Invest annually via a pension and the result are even greater, as the impact of tax relief helps to compound returns over the years.
Former pensions minister Sir Steve Webb, a partner at investment company LCP, said workplace pensions offer great benefits.
As a legal minimum, an employer who has enrolled a worker earning £10,000 per year or more has to pay at least 3 per cent of a band of “qualifying earnings” into that pension, though many employers will do more than this.
Another attraction of pensions is the tax-free lump sum, Sir Steve added: “25 per cent of the pot can be taken out completely tax-free, so this is money that is not taxed on the way in or the way out.
“There is an additional attraction for people who pay higher-rate tax whilst working which is that they get tax relief on their contributions at their highest marginal rate. If they only pay basic-rate tax in retirement – as most pensioners do – then this provides a further advantage compared with an ISA.”

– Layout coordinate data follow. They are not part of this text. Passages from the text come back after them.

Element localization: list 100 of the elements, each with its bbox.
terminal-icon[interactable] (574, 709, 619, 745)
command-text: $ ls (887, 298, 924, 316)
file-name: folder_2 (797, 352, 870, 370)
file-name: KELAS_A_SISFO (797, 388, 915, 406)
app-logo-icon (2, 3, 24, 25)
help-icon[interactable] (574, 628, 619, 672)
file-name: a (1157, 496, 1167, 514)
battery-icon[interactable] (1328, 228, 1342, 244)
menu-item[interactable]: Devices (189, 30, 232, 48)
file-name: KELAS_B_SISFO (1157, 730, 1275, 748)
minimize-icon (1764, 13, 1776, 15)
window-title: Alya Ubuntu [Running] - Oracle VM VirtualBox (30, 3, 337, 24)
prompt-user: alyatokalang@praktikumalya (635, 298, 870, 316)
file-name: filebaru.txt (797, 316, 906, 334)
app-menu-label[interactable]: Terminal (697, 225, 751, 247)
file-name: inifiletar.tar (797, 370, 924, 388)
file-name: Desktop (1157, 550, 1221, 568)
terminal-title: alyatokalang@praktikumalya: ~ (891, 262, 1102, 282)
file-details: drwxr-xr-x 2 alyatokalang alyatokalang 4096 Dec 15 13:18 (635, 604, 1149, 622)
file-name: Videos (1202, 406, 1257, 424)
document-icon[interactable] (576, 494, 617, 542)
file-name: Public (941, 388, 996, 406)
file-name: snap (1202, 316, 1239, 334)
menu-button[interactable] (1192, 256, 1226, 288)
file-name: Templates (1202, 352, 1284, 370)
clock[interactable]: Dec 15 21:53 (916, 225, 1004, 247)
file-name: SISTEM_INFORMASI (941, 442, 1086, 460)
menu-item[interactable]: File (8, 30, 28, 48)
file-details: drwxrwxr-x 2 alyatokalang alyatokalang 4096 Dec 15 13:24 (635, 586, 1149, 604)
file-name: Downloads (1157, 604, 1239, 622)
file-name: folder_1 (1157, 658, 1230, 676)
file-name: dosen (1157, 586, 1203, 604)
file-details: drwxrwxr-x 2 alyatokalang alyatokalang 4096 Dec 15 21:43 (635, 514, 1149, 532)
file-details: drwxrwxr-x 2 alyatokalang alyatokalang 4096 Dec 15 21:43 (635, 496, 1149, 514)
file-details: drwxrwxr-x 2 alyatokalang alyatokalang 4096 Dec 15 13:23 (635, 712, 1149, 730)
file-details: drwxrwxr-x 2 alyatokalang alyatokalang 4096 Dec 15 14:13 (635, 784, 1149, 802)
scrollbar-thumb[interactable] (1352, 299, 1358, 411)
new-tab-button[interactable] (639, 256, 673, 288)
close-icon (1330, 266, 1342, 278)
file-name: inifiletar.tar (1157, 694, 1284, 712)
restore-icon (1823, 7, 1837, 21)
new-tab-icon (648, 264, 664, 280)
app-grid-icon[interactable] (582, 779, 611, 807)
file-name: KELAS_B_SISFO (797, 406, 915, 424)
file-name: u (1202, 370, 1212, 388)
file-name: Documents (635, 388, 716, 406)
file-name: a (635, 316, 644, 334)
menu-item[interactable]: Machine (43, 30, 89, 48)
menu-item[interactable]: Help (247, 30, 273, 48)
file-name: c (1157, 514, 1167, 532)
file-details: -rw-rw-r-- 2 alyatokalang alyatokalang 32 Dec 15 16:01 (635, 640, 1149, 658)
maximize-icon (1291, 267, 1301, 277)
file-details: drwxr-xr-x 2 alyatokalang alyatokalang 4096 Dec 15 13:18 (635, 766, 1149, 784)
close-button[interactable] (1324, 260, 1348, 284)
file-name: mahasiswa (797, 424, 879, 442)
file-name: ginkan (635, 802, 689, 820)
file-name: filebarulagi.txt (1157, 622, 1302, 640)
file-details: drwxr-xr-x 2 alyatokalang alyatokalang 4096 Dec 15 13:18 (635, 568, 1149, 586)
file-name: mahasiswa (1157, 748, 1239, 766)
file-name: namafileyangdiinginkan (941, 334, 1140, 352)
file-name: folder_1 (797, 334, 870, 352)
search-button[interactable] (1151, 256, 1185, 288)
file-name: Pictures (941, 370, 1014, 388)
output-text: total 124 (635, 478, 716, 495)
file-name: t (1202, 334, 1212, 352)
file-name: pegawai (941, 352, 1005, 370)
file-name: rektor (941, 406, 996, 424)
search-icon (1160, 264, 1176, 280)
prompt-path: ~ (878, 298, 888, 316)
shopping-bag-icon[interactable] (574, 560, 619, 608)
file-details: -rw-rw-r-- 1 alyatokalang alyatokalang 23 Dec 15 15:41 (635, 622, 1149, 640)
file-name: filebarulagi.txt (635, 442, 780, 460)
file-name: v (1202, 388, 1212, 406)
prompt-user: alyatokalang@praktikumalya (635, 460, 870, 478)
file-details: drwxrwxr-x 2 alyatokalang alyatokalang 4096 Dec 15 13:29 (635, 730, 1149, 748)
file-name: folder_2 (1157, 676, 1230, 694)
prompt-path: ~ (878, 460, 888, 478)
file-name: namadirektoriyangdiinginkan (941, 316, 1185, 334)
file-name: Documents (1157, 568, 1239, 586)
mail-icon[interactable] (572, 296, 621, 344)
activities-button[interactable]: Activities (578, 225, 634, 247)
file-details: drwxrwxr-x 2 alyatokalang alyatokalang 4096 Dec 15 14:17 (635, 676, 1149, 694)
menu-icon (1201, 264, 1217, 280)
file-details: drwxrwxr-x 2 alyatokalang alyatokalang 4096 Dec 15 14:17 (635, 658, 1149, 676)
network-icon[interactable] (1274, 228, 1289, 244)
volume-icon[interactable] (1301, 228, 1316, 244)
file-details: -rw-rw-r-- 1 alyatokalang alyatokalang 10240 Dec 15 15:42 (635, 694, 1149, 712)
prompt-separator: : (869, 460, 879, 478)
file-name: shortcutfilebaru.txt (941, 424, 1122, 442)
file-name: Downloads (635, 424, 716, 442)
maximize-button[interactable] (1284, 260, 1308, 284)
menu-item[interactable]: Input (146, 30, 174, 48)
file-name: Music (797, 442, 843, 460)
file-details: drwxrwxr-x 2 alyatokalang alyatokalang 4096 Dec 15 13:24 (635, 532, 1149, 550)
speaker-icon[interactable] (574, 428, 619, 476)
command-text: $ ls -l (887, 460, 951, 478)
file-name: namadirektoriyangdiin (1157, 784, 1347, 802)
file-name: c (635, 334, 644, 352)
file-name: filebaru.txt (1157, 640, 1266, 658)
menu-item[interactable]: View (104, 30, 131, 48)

Are ISAs worth considering?
While an ISA doesn’t offer the same tax relief boost as a pension, withdrawals are not taxed. Mr Futcher said: “Utilising tax-free products is crucial if you are to grow and protect your wealth over the long-term.
“Indeed, when it comes to retirement itself, it will be beneficial to have some of your income in an ISA as these withdrawals are tax free – compared to just 25 per cent of your pension pot up to limit – and as such it is advantageous to use both products in the most tax-efficient manner.”
Helen Morrissey, head of retirement analysis at Hargreaves Lansdown (HL), agreed that both tools should be used together: “It’s certainly not an either/or decision though. Pensions and ISAs can be used together to build a very tax efficient retirement income.”
The fact that you cannot access your savings in a pension until age 55 can be offputting to some people. Those people will likely prefer the freedom that comes with an ISA.
Sir Steve said: “ISAs obviously have the advantage of easier access, whereas a pension cannot be touched until you are 55, but if we are talking about retirement savings then this should not matter too much.
“There is also an issue of ‘governance’, particularly for those who are not confident investors. With a workplace pension, there will be trustees or others who, with the support of professional advisers, will help to make sure that your pension is well run and well invested.
“By contrast, with an ISA you are often on your own in terms of making and reviewing investment choices.”
What about lifetime ISAs?
If you’re under the age of 40, you could also consider a lifetime ISA (LISA), Charlene Young, pensions and savings expert at AJ Bell, said.
A LISA can be opened by anyone aged between 18 and 39. You can use one to save up to £4,000 per year – towards either a first home costing up to £450,000, or retirement – with the government adding a bonus of up to £1,000 a year on top.
Ms Young said: “This lets you have the best of both worlds – a saving bonus and tax-free withdrawals, but only if you’re eligible and stick to the rules.
“You need to be under age 40 when you first open the account, and the £4,000 payment limit counts toward your overall ISA allowance.
“The government will top this up by 25 per cent, but you cannot access it for retirement without hefty withdrawal penalties until you are 60.”
Withdrawals have a 25 per cent penalty unless you have less than 12 months to live and then you retain the bonus with no penalties.
If you die, any LISA money including interest and bonuses is passed on to your beneficiaries without penalty, though it will no longer be in an ISA “wrapper”, and will form part of the estate for inheritance tax (IHT) purposes.
How can I decide?
Whichever approach you decide to take, make sure to seek professional financial advice before choosing, Oliver Loughead, financial planner at RBC Brewin Dolphin, said.
Here are a few things to consider:
- What are you saving for?
- When will you need the money?
- How much money will you need when you retire?
- Have you started saving into a pension?
- Can you benefit from employer contributions?
- How is your money invested?
- Have you maxed out your allowances?